In the US, the costs are even higher, averaging US$221 per record, totalling US$7.01m per breach.
But it is the aftermath of a data breach through a cyber attack that can be even more devastating.
A survey of 65 companies affected by hacks since 2013, conducted by IT consultant CGI and Oxford Economics, found that cybersecurity attacks shaved off at least US$52.4bn in their share value in recent years.
The same study found that there is ‘significant connection between a severe cyber breach and a company’s share price performance,’ meaning that share prices fall 1.8% on average on a permanent basis for companies that have seen a cyber breach.
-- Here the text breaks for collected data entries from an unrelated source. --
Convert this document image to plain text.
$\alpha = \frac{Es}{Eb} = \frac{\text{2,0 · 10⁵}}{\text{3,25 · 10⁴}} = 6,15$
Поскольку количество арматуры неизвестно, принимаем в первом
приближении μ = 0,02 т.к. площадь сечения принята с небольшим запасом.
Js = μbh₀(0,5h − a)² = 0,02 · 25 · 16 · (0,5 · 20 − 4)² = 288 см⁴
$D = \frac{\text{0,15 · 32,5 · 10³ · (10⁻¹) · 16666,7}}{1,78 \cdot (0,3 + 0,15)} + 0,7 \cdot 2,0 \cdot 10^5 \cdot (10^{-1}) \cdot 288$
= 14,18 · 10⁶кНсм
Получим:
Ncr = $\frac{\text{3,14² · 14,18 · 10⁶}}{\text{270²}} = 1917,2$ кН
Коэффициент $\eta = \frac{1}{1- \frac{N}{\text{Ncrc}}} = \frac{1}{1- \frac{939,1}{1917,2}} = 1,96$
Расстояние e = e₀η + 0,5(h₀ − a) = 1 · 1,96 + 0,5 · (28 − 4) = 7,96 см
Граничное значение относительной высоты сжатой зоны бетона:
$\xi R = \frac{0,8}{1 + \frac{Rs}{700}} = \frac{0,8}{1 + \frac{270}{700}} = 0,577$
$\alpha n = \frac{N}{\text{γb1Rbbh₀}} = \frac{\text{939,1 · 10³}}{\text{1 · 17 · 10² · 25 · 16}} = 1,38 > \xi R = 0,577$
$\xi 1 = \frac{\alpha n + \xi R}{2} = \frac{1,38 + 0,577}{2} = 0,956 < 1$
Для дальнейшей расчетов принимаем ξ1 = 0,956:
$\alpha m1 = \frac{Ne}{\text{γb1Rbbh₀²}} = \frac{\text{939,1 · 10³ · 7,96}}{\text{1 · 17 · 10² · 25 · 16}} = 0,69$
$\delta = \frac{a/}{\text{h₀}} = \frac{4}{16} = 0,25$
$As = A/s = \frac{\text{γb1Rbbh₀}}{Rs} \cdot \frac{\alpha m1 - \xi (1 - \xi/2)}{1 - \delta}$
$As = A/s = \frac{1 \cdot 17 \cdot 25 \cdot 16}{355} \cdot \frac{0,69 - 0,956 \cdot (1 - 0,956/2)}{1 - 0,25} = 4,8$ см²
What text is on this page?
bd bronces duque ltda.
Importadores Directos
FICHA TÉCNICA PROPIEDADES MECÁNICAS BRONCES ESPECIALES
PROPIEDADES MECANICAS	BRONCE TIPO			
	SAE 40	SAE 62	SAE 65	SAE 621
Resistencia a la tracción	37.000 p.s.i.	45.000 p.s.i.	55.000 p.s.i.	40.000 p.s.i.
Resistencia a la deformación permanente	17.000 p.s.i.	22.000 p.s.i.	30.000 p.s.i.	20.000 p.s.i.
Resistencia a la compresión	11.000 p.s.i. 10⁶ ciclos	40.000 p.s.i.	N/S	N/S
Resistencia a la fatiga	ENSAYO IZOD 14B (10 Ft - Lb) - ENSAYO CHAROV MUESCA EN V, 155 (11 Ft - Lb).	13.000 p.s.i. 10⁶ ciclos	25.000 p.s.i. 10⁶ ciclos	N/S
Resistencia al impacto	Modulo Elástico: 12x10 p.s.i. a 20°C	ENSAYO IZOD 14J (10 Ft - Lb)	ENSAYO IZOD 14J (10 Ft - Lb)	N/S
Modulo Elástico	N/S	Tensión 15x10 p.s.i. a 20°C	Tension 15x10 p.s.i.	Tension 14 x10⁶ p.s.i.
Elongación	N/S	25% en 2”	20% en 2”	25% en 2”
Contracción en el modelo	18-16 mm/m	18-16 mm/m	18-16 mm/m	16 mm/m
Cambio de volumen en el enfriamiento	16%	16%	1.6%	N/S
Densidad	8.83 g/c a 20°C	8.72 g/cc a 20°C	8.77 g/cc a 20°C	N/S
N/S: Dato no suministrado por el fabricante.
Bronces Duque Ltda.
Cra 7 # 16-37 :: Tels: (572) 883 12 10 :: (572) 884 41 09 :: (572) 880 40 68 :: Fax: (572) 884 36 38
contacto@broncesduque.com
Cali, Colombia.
According to the same report, financial services companies experience a particularly severe impact from hacks because of the industry’s ‘high levels of regulation, the importance of customer confidence and the potential for financial fraud to be a facet of the breach’.
‘The banking and healthcare industries have personally identifiable information which is valuable to cyber criminals. Life sciences and manufacturing, electric and utilities are certain industries where there is more concern for intellectual property loss,’ Chaudhary points out.
‘It is a conceptual switch that is needed. Cybersecurity should no longer be viewed as a technical issue, but as a business risk issue, an ongoing risk which is constantly changing and evolving,’ says Wootliff.